De l'antiquité à la ferme générale
Dès la plus haute antiquité, les États ont prélevé des impôts sur les marchandises franchissant les frontières. Ces impôts, surtout
perçus à l'importation, répondaient pour l'essentiel à une préoccupation fiscale: celle de remplir les caisses publiques.
La prohibition, déjà, était également pratiquée, elle visait, à l'exportation, à protéger la collectivité contre les risques de pénurie
des denrées et autres produits indispensables ..
Ces droits perçus à l'importation étaient modérés: en général, le quarantième (« le quarantième des gaules ») ou le cinquantième
de la valeur de la marchandise, puis, ils ont été perçus aux limites des circonscriptions fiscales
Le recouvrement était effectué, selon un usage largement répandu dans le monde jusqu'à la fin du l8e siècle, par des employés
de compagnies privées, selon la pratique de l'affermage.
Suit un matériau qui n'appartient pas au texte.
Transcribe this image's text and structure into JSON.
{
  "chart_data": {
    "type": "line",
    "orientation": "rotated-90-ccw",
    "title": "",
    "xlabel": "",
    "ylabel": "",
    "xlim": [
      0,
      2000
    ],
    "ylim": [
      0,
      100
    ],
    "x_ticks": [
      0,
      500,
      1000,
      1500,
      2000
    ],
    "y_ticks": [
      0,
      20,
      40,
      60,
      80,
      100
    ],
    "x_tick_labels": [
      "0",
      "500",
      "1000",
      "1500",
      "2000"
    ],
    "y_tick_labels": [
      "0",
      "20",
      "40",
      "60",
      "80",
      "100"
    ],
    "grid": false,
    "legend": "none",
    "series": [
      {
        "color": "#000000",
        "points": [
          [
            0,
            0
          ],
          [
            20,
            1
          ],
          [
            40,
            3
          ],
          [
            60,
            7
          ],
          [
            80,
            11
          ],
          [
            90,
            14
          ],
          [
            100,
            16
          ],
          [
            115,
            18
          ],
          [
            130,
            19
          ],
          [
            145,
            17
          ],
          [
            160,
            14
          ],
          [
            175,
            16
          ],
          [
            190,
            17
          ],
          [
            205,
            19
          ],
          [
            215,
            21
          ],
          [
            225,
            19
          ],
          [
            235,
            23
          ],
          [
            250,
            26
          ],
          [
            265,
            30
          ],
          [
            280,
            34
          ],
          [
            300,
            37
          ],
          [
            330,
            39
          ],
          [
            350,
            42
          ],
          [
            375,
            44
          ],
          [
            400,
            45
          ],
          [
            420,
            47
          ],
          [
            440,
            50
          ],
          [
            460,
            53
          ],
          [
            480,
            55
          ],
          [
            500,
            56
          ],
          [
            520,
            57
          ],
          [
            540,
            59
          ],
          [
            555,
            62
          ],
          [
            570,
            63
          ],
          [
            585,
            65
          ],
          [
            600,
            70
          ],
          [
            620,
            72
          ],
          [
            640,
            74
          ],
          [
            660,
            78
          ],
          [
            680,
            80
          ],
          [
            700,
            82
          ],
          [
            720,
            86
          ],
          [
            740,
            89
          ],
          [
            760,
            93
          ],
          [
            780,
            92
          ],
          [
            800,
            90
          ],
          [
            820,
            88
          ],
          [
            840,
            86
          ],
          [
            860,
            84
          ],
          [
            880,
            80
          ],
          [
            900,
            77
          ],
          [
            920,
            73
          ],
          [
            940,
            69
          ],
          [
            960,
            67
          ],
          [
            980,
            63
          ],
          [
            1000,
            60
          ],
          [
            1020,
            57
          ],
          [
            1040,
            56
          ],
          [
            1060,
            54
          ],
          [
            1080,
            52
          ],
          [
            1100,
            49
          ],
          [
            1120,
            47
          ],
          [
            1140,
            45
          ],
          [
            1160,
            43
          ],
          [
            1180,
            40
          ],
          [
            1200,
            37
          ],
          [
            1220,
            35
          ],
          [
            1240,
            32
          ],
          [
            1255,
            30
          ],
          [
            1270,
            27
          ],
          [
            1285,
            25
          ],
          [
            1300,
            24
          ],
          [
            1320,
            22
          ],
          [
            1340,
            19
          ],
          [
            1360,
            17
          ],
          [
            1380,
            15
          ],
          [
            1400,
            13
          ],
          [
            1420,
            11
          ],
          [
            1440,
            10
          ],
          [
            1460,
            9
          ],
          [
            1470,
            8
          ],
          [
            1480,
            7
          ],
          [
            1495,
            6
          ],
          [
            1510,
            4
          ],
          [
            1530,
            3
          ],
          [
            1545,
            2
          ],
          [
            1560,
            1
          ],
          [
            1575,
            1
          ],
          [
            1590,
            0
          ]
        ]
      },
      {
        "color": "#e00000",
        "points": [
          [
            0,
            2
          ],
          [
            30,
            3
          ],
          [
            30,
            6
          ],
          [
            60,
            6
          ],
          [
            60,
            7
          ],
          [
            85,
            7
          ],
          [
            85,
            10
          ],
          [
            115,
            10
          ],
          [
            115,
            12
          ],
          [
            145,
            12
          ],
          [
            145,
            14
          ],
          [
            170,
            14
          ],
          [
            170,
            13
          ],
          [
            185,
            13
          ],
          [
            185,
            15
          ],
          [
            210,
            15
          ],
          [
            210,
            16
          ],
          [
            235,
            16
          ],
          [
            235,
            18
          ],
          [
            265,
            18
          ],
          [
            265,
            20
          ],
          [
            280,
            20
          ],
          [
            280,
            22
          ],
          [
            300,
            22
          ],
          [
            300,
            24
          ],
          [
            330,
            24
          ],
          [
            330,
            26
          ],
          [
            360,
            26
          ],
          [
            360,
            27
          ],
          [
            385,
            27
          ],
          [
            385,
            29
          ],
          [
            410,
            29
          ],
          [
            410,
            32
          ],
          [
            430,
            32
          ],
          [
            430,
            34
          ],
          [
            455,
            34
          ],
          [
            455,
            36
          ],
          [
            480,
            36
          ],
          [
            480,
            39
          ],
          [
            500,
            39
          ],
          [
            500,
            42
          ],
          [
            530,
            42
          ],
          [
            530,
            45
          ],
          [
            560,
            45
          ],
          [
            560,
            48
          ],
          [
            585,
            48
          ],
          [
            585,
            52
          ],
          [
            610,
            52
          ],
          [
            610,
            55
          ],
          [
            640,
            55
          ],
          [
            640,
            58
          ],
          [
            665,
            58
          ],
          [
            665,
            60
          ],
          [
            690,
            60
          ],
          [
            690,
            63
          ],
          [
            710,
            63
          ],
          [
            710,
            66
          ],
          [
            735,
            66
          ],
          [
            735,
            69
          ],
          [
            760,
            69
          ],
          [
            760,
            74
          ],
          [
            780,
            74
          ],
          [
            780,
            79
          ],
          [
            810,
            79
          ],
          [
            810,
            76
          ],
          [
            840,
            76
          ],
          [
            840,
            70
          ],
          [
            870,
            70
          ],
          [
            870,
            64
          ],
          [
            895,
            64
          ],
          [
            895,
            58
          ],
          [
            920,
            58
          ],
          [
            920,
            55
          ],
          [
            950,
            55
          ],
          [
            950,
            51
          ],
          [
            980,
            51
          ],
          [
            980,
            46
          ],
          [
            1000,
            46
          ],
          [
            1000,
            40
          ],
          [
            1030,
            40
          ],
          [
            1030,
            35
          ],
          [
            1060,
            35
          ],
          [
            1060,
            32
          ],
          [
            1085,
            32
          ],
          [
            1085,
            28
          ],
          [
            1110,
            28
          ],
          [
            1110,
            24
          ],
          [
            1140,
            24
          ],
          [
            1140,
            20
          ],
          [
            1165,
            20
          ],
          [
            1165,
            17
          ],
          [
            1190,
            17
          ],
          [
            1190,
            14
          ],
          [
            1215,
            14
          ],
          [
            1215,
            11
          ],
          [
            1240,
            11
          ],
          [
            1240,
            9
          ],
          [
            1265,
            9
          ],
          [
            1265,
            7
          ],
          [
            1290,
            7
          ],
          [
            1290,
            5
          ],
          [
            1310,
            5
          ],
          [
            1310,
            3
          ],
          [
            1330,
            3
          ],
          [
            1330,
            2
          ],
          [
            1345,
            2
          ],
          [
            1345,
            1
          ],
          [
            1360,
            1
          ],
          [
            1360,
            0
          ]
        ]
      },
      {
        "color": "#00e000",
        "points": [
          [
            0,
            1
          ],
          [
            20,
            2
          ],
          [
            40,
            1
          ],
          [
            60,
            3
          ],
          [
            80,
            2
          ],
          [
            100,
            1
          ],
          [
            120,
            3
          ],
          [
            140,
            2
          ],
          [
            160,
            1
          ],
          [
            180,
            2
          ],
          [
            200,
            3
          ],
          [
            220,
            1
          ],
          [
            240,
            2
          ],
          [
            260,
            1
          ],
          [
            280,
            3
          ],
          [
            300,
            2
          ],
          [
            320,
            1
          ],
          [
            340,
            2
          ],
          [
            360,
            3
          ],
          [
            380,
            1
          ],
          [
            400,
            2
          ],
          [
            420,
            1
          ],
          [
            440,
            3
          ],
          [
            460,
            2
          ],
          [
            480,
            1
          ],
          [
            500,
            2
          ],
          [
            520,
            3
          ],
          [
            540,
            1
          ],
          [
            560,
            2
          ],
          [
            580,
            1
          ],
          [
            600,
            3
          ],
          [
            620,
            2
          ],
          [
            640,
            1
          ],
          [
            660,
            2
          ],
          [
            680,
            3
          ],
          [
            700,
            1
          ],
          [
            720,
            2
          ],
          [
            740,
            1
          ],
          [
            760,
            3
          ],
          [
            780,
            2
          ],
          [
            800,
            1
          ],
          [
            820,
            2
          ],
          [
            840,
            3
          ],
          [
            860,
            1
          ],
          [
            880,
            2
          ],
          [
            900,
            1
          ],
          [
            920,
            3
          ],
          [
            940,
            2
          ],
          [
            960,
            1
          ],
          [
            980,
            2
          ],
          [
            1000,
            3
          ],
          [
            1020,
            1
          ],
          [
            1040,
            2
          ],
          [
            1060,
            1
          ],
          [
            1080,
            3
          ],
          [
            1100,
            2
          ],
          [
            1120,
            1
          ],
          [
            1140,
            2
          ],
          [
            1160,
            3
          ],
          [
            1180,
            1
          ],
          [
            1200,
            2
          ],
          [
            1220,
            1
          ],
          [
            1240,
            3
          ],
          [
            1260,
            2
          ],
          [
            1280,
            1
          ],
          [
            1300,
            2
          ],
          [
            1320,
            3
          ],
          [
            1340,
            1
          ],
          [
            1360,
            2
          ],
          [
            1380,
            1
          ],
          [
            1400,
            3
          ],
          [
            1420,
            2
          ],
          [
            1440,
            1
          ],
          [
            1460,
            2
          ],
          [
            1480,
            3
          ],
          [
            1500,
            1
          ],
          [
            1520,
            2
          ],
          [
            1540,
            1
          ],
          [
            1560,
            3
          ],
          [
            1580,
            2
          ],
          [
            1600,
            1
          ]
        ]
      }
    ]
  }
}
C'est en 1598 que Sully confie à une seule ferme, au lieu de cinq, la perception des droits levés dans le groupe des provinces
soumises aux droits du Roi (provinces dites des "Cinq Grosses Fermes").
En 1607, il promulgue un Règlement Général sur les traites qui tend à uniformiser les pratiques administratives. Au milieu du XVIIème siècle, lorsque Colbert arrive aux affaires, la France est divisée en trois parties principales: les provinces des "Cinq Grosses Fermes", les provinces "réputées étrangères", les provinces" à l'instar de l'étranger effectif', qui forment des zones franches ..
Les droits perçus, dont la diversité est sans limite, portent des appellations parfois pittoresques: outre le haut-passage, le rêve
et la traite foraine, on trouve la douane de Lyon et de Valence, les convoi et comptablie de Bordeaux, la table de fer, la branche
de cyprès de Blaye, le premier tonneau de fret, l'entrée de Calais, le sénage, le quillage et le cellerage de Nantes, la traite
morte de Bretagne, la coutume de Bayonne, le péage d'Aix, etc...
C'est Jean-Baptiste Colbert (1619-1683), contrôleur Général des Finances sous Louis XIV, qui modernise la douane:
- Affirmation du rôle économique des droits de douane avec le tarif douanier de 1664, qui établit une protection modérée.
- Mise en place du tarif de 1667 qui fixe une tarification beaucoup plus élevée de certains produits, en vue d'écarter les
productions hollandaises et anglaises.
Le tarif de 1664 n'ayant pu être étendu à tout le royaume par suite de l'opposition des provinces "réputées étrangères", le tarif
de 1667 leur est imposé, il ne fait pas disparaître les douanes intérieures, mais pour la première fois, la France dispose à ses
frontières d'un début de tarif national qui s'appliquera, à la fin du siècle suivant, à plus de deux cinquièmes des marchandises.
Enfin, deux grandes Ordonnances, la première publiée, la seconde préparée du vivant du Ministre, codifient et précisent le
droit douanier en 1681 et 1687, ces textes sont à la base de la législation douanière moderne.